After an extended palaver, Frank scooped up the leopard in his arms, still chatting with the rancher. A low, deep snarl emanated from the cat. Frank looked down, and the leopard looked up at him peevishly. The anesthetic was wearing off. “Um—I think we have a situation here,” Frank said. The cat abruptly voided its bladder, soaking Frank’s shirt with pungent urine. Its snarl waxed in volume and rose in timbre.
The rancher almost did a back flip as he vaulted behind Frank’s Land Rover. He pulled a compact semiautomatic pistol from a holster at the small of his back and shakily pointed it at Frank and the leopard. Along with their taste for dogs, African leopards are known for unmitigated ferocity if cornered or wounded. It is not uncommon to hear of multiple maulings—leopards chewing and clawing through a group of people, one after another, before escaping, rather than taking the most direct and expeditious route for egress.
The leopard’s flanks had begun twitching now; its lips pulled back from its teeth, and its yowls grew louder. Its eyes seemed to bulge from their sockets. Frank, meanwhile, kept the ninety-pound animal nestled securely in his arms. He walked calmly around the truck and proceeded fifty yards or so into the bush, where he gently placed the leopard on the ground at the edge of a small clearing. The rancher muttered imprecations and holstered his pistol. Frank rejoined us; he stank abominably of cat urine. We watched as the leopard got shakily to its feet, glanced darkly at us, and skulked off into the bush.
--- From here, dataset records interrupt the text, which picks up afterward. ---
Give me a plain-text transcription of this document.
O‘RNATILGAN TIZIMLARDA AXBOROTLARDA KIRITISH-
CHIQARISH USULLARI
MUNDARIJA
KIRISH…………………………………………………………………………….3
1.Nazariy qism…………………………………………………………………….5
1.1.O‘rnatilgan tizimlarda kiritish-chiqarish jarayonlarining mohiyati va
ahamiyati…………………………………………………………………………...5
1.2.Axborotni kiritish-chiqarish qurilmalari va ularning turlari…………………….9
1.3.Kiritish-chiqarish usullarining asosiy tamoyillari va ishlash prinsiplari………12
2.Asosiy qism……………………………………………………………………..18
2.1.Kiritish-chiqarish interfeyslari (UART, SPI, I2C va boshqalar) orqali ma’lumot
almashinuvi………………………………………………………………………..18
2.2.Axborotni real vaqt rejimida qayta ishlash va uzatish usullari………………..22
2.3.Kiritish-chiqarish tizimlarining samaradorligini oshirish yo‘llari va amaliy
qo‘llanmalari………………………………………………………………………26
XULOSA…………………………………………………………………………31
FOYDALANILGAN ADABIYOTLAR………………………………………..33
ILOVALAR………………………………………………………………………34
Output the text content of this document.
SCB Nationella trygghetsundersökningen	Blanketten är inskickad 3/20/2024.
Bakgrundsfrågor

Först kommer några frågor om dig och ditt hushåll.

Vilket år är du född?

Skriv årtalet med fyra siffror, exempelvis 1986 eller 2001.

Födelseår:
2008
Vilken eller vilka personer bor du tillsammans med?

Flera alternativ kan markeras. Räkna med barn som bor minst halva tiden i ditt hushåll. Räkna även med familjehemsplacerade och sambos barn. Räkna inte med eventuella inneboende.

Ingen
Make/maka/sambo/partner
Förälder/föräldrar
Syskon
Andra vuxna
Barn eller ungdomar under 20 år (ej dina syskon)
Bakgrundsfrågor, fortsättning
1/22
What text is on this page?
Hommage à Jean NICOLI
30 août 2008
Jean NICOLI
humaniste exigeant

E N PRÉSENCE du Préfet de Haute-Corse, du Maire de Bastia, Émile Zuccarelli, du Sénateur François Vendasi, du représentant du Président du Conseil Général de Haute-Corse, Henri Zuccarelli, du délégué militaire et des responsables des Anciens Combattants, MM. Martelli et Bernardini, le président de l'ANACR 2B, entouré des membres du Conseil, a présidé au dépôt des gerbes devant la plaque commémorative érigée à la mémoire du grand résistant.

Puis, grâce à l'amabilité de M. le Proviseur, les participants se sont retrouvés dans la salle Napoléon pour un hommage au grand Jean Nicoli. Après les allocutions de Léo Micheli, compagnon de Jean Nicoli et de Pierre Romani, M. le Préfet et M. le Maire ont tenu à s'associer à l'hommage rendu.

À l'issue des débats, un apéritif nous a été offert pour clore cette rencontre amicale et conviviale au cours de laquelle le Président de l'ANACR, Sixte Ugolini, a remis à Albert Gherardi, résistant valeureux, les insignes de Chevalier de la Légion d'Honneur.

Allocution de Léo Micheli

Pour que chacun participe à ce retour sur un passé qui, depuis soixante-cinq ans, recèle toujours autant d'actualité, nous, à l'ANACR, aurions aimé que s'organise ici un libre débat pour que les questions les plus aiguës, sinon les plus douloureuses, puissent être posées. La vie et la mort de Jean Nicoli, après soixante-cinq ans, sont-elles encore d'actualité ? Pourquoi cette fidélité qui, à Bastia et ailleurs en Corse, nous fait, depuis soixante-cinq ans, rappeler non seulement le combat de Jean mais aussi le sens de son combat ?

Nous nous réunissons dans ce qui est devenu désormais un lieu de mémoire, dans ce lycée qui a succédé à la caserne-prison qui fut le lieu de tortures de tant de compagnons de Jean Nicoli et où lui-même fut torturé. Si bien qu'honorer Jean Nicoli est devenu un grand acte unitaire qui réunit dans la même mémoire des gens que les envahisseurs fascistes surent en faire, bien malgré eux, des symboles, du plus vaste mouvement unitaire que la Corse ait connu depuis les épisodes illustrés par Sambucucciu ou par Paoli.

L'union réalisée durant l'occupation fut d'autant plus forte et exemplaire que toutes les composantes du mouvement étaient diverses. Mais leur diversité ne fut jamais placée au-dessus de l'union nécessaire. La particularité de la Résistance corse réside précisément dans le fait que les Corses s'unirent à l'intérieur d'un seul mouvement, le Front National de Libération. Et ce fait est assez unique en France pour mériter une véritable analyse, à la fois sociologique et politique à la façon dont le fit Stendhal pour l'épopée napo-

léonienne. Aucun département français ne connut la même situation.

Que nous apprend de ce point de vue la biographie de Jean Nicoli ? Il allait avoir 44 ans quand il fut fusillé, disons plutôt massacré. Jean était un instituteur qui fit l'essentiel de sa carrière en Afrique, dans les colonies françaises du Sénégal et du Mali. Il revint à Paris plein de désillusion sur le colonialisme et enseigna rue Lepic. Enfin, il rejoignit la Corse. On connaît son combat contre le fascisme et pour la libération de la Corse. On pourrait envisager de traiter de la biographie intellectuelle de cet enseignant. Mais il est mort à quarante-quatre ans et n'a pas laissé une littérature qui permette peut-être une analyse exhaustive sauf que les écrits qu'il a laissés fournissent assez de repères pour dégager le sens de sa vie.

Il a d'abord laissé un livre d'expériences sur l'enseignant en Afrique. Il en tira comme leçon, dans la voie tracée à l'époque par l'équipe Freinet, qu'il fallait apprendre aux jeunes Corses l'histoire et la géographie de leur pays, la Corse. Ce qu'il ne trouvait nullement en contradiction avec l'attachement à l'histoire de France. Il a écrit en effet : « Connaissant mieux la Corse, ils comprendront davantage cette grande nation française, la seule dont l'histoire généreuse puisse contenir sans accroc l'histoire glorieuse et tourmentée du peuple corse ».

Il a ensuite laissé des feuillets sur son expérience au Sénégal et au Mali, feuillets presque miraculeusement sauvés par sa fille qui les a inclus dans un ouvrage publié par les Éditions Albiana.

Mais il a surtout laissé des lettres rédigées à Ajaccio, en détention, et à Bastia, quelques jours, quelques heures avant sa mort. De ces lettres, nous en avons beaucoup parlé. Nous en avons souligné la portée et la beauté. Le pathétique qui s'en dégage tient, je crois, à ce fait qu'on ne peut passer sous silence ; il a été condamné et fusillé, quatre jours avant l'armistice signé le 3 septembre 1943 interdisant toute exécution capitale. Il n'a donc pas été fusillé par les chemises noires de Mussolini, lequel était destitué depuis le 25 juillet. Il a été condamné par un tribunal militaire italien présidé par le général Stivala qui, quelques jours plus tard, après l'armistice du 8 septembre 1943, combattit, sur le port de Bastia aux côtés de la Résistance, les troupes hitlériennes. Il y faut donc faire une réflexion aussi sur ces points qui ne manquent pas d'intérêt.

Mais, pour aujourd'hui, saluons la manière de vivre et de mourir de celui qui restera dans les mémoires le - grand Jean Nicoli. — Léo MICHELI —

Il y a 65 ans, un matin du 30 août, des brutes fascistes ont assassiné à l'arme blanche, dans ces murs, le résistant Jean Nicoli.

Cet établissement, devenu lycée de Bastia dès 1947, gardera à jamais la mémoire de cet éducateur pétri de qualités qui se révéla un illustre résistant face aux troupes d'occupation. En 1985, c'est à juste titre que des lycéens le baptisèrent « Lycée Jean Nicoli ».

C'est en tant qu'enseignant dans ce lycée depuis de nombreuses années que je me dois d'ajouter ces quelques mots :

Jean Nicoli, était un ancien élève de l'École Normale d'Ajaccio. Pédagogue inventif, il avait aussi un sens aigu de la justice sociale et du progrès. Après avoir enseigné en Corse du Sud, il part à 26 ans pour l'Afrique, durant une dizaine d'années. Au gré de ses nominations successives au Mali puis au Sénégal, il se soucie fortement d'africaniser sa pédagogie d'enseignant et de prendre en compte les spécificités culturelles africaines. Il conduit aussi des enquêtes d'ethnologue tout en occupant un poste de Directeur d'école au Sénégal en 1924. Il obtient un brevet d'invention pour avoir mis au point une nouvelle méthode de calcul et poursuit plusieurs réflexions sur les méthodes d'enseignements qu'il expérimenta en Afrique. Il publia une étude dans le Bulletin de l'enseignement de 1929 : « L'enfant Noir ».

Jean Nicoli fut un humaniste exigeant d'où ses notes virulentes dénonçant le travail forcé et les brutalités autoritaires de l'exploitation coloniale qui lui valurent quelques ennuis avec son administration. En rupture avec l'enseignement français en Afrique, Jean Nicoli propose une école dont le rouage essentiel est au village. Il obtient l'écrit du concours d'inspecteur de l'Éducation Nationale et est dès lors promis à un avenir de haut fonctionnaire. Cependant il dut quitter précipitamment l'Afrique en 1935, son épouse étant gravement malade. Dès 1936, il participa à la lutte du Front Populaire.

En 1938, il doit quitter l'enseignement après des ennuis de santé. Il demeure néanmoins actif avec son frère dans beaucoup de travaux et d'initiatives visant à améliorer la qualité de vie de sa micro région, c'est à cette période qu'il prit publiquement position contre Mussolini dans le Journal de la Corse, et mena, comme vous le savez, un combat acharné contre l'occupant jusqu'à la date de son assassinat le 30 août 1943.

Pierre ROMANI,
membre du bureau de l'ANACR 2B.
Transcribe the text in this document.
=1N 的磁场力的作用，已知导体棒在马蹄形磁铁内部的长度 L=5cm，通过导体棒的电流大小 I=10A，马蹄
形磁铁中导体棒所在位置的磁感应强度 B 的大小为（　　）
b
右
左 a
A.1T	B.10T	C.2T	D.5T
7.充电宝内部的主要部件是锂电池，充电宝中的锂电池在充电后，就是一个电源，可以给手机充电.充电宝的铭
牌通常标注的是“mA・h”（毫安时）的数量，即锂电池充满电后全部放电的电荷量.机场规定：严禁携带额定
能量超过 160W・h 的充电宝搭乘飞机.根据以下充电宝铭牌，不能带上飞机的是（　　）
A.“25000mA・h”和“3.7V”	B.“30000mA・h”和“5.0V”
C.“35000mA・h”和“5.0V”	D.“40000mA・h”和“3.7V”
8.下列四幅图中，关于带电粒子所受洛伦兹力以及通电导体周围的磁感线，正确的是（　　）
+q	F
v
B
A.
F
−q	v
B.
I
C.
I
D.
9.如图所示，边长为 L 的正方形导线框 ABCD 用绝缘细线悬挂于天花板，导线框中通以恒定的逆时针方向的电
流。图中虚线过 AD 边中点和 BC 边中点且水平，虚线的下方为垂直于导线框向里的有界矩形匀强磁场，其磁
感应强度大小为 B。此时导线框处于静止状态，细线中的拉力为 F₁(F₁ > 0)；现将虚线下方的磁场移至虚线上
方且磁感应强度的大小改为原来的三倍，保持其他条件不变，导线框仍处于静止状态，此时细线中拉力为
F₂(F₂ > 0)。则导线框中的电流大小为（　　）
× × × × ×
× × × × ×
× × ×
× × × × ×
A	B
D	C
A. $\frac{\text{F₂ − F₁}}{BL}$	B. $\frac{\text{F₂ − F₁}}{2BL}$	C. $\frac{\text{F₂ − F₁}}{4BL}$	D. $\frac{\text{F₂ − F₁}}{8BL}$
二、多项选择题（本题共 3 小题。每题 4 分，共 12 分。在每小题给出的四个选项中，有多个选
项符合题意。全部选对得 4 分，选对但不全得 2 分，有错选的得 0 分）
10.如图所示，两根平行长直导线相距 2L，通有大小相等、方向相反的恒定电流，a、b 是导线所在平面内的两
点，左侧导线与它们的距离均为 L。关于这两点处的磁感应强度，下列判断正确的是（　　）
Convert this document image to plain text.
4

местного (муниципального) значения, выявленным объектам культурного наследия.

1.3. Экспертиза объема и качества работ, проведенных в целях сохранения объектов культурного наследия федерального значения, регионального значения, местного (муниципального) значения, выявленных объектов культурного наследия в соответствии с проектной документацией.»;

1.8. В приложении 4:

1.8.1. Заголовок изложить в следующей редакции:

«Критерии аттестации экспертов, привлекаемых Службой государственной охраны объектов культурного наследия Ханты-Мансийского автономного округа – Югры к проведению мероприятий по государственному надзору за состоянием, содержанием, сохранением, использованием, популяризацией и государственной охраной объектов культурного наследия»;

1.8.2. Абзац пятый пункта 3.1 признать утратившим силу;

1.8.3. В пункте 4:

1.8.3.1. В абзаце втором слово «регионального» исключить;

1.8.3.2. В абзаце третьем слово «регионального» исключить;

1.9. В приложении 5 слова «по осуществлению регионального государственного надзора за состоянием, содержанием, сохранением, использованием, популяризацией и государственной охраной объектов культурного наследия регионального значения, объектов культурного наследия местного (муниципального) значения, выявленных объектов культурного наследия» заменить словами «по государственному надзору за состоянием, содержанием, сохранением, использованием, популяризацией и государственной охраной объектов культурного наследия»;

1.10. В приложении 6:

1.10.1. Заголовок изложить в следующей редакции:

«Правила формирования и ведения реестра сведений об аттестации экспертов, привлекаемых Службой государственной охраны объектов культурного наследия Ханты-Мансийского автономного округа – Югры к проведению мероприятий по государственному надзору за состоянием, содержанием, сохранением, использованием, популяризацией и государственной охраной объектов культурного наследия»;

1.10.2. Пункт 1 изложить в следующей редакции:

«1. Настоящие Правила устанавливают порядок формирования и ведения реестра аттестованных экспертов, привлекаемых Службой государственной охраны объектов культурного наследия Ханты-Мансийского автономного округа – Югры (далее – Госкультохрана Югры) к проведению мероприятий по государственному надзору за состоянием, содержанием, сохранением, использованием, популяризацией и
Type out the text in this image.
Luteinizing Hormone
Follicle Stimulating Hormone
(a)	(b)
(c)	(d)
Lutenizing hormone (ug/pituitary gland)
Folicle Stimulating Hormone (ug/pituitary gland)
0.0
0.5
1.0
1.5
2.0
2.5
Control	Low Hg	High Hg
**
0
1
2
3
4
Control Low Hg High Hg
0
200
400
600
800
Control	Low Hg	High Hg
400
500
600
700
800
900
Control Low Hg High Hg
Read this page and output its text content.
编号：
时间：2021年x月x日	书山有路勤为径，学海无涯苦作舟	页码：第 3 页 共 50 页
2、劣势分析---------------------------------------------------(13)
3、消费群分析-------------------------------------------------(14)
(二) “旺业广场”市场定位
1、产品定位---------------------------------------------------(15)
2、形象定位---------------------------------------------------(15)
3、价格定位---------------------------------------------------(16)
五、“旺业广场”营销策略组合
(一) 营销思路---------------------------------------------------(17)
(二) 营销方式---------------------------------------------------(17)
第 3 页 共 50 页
FIGURE 5. Laurence Frank prepares to release the aforementioned leopard to the wild. The cat was regaining consciousness when this shot was taken, and worries were growing that it would begin mauling people. (Glen Martin)
“Gee,” said Frank. “That went well, didn’t it?”
By any measure, Frank has accomplished real things on the ground in Kenya. He has built good relations with tribal people, white ranchers, and lodge owners. He has had great success in eliminating the Furadan poisonings that were wiping out predators across the country. As a persistent, though never didactic, advocate for conservation, he is changing human reactions to lions and hyenas one person at a time. Pessimistic by nature, he is quick to characterize his life’s work as bootless and unproductive, but there is no doubt Kenya’s predators would be in even worst straits if he had not been in their corner for the past forty years.